Petitioner challenged the suspension of his driving privilege at an administrative per se (APS) hearing with the DMV. The hearing occurred on December 16, 2020 and January 28, 2021. (AR 40, 78.)
At the APS hearing, to support a suspension of Petitioner’s driving privilege, the DMV was required to establish the following: (1) did the peace officer have reasonable cause to believe that Petitioner had been driving under the influence; (2) was Petitioner lawfully arrested; and (3) Petitioner was told that his driving privilege would be suspended or revoked if he refused to complete the required testing; and (4) Petitioner did refuse or fail to complete the chemical test after being asked to do so by a peace officer pursuant to a lawful DUI arrest. (AR 10.)
On February 11, 2021, the DMV issued its APS Notification of Findings and Decision (Decision) suspending Petitioner’s driving privilege for one-year. (AR 8-9.)
This action ensued.
STANDARD OF REVIEW
Petitioner contends the DMV abused its discretion when it suspended his driving privilege and license. Petitioner contends the DMV did not provide Petitioner a fair trial and the findings were not supported by the evidence.
Under Code of Civil Procedure section 1094.5, subdivision (b), the issues for review of an administrative decision are: whether the respondent has proceeded without jurisdiction, whether there was a fair trial, and whether there was a prejudicial abuse of discretion. An abuse of discretion is established if the respondent has not proceeded in the manner required by law, the decision is not supported by the findings, or the findings are not supported by the evidence. (Code Civ. Proc. § 1094.5, subd. (b).)
The parties do not dispute the suspension of a driver’s license is reviewed under the court’s
independent judgment. (Berlinghieri v. Department of Motor Vehicles (1983) 33 Cal.3d 392, 396; Espinoza v. Shimoto (2017) 10 Cal.App.5th 85, 99.)
Accordingly, the court “ ‘not only examines the administrative record for errors of law but also exercises its independent judgment upon the evidence.’ ” (Fukuda v. City of Angels (1999) 20 Cal.4th 805, 816, fn. 8.) Exercise of independent judgment “does permit (indeed, [] requires) the trial court to reweigh the evidence by examining the credibility of witnesses.” (Barber v.
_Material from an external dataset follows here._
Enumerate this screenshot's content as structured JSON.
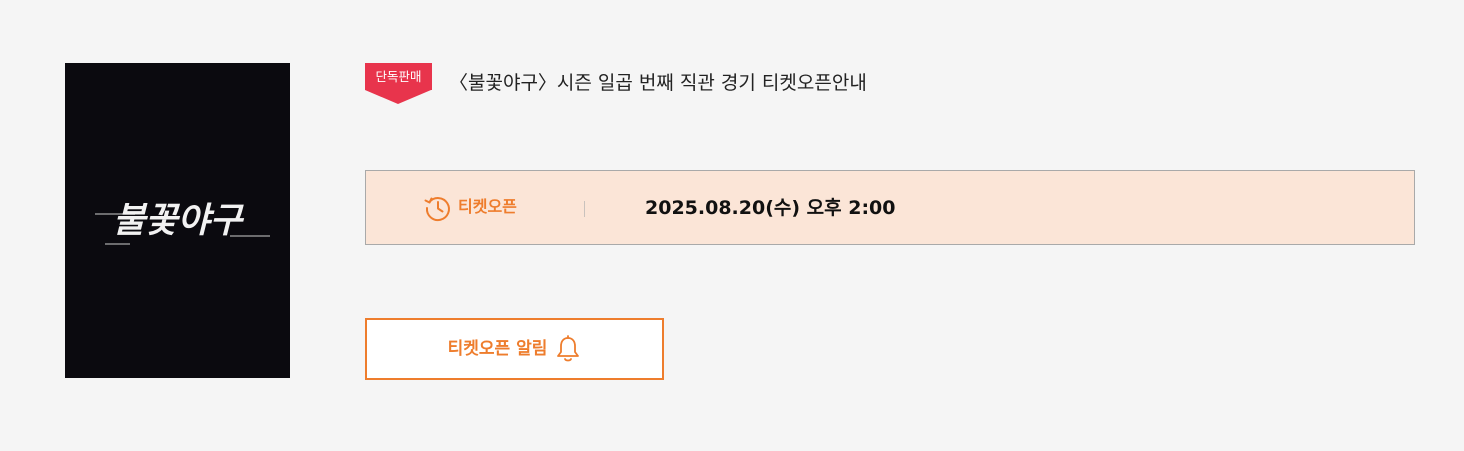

Long Beach Civil Service Com. (1996) 45 Cal.App.4th 652, 658.) Under independent judgment, “abuse of discretion is established if the court determines that the findings are not supported by the weight of the evidence.” (Code of Civ. Proc. § 1094.5, subd. (b).)
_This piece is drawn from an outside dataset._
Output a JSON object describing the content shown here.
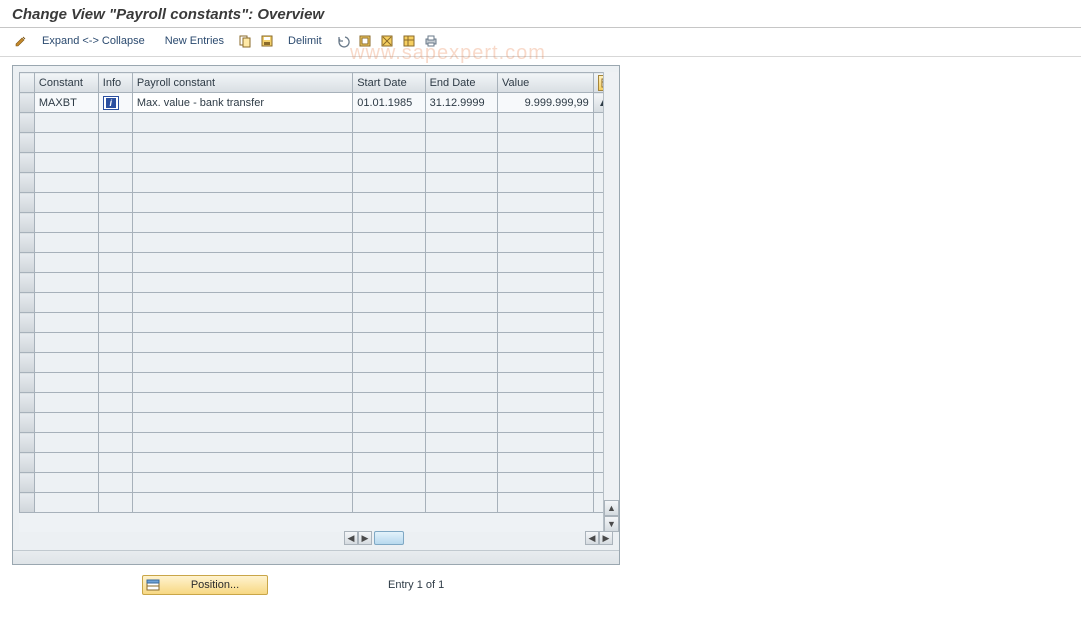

Where the issue is whether a fair administrative hearing was conducted, a petitioner is entitled to an independent judicial determination of the issue. (Sinaiko v. Superior Court (2004) 122 Cal.App.4th 1133, 1141; Pomona Valley Hospital Medical Center v. Superior Court (1997) 55 Cal.App.4th 93, 101.) Therefore, the court must independently review the fairness of the administrative proceedings as a question of law. (Rosenblit v. Superior Court (1991) 231 Cal.App.3d 1434, 1438.)
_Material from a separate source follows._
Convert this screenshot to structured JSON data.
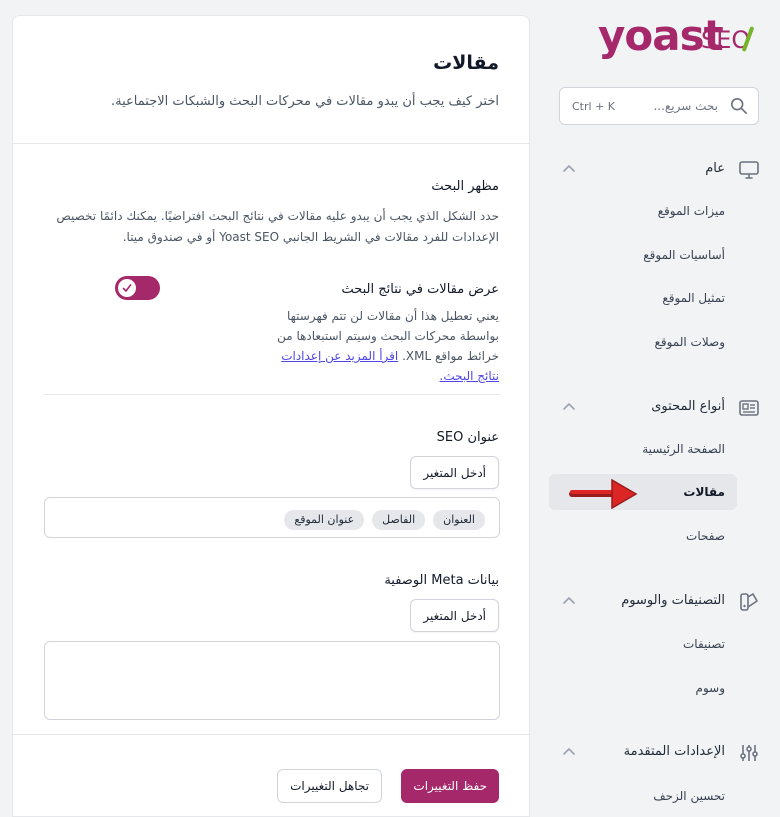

Finally, Evidence Code section 664 creates a presumption “that official duty has been regularly performed.” (Evid. Code § 664.)[2] “In a section 1094.5 proceeding, it is the responsibility of the petitioner to produce a sufficient record of the administrative proceedings; ‘. . . otherwise the presumption of regularity will prevail, since the burden falls on the petitioner attacking the administrative decision to demonstrate to the trial court where the administrative proceedings were unfair, were in excess of jurisdiction, or showed’ prejudicial abuse of discretion.” (Elizabeth D. v. Zolin (1993) 21 Cal.App.4th 347, 354.) This presumption of correctness includes giving great weight to the agency’s credibility determinations even where the standard of review is independent judgment. (Fukuda, supra, 20 Cal.4th at 819.)
ANALYSIS
Sufficiency of the Evidence:
Officer Onderdonk Had a Reasonable Suspicion to Effectuate a Stop of Petitioner’s Vehicle for Driving in Violation of the Vehicle Code:
Petitioner contends the reason for his stop was “fabricated,” and Officer Onderdonk did not have reasonable suspicion Petitioner had violated the Vehicle Code.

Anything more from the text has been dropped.